Upper GI Endoscopy - The upper GI endoscopy, also known as an EGD, is extremely valuable in diagnosing and treating many gastrointestinal problems. The endoscope is gently inserted into the mouth and slowly moves down into the esophagus, stomach and the intestines. An upper gastrointestinal endoscopy can help find inflammation in the esophagus and stomach, or diagnose ulcers and tumors. It can also be used to determine the cause of upper gastrointestinal bleeding or if there is difficulty swallowing, pain or indigestion.
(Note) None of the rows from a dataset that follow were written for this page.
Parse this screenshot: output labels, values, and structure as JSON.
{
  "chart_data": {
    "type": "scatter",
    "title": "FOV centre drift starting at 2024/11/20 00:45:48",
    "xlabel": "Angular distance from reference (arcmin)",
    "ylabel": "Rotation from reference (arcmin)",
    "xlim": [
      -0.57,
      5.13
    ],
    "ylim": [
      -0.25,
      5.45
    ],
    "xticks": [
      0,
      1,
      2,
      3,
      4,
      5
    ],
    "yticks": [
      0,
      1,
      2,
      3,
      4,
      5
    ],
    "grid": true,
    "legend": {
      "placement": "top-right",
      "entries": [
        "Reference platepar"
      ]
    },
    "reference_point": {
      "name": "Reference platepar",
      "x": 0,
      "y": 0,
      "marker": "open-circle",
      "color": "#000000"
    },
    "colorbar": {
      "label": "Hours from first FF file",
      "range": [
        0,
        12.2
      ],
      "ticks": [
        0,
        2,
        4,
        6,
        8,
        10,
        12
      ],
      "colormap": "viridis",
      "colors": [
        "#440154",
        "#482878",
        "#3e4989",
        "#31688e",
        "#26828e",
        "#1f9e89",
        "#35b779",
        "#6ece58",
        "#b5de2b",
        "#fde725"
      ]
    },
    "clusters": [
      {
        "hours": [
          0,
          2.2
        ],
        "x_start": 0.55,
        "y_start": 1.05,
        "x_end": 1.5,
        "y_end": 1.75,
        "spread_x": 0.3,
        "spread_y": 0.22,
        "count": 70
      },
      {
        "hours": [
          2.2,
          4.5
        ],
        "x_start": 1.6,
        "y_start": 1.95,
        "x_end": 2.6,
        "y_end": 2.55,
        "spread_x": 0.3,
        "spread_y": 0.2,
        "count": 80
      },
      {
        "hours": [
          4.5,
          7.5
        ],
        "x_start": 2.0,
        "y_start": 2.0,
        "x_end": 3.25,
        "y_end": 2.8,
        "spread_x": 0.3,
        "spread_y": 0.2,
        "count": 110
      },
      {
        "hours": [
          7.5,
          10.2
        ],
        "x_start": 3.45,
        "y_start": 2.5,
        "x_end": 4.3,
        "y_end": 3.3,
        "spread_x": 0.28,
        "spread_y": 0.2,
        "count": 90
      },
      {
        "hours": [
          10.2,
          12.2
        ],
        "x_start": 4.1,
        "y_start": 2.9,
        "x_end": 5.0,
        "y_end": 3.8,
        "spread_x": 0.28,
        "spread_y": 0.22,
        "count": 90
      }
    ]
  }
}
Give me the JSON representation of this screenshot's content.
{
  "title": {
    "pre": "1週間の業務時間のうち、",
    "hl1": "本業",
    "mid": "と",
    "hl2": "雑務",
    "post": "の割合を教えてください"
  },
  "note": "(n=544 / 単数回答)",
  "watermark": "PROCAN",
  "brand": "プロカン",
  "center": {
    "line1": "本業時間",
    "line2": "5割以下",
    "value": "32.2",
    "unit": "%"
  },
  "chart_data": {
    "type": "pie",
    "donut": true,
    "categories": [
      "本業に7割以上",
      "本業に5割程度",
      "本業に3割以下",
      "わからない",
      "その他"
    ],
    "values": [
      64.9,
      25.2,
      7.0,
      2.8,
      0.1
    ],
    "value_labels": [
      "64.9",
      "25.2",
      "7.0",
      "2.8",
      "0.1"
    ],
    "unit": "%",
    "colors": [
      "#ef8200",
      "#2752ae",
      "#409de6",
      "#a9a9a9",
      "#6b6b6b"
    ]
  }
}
ERCP - An endoscopic retrograde cholangiopancreatography, or ERCP, is an endoscopy of the drainage ducts of the gallbladder, pancreas and liver. While there are many other valuable tests that can be done, an endoscopy allows the gastroenterologist to perform biopsies and other procedures and they can even take color photographs of the gastrointestinal tract. It even allows the physician to perform biopsies and certain procedures to treat problems. The physician can also take color photographs of the inside of the GI tract. An ERCP is used to diagnose diseases of the pancreas, gallbladder or liver and can help your physician find out if any of the drainage tubes are blocked.
PEG / PEJ - If something happens that interferes with the body getting the nutrients that it needs then many times a gastroenterologist will do either a percutaneous endoscopic gastrostomy (PEG), or a percutaneous endoscopic jejunostomy (PEJ). A PEG is a technique for placing a gastrostomy tube in the stomach. The word percutaneous means “through the skin,” and an endoscope is used to help place the PEG tube in properly. A PEJ procedure is similar to the PEG, except the tube has to be placed into the intestine (jejunum) instead of the stomach. A PEJ may is harder to maintain long term and issued less often than a PEG.
Bravo pH Monitoring - Bravo is a catheter-free pH monitoring system that allows the person to have a normal diet and maintain regular activities without the hassle and embarrassment of other catheter pH monitoring systems. For those who suffer from chronic heartburn or gastroesophageal reflux disease this test will help your gastroenterologist determine your symptoms and therefore determine the best treatment options. A miniature pH capsule is attached to the esophagus and transmits information to a pager, worn on the belt. A journal is kept for each time there is heartburn and once the testing period is over the journal and the Bravo receiver are studied to help determine what treatment will work best.
Capsule Endoscopy - Capsule endoscopy is exactly what it sounds like. A capsule about the size of a large vitamin has a tiny camera attached and takes constant pictures of the gastrointestinal tract when swallowed. The pictures are transmitted to a date recorder that is worn by the patient. When the test is over the pictures are analyzed and the results are reported. The type of endoscopy helps to gather information in areas that are often hard to see and helps to diagnose many gastrointestinal problems. The new procedure is very common and many people like the idea of this type of endoscopy since there is no medication required or uncomfortable prep. The capsule is disposable and is eliminated naturally
Esophageal Manometry - An esophageal manometry measures the muscle pressure in the upper digestive tract and it helps to determine the strength and function of the esophagus. A catheter is slowly inserted into the esophagus and then the person will be asked to swallow several times and possible swallow a liquid. Holes along the catheter help measure the pressure. The results can help determine the cause of heartburn, swallowing problems and chest pain.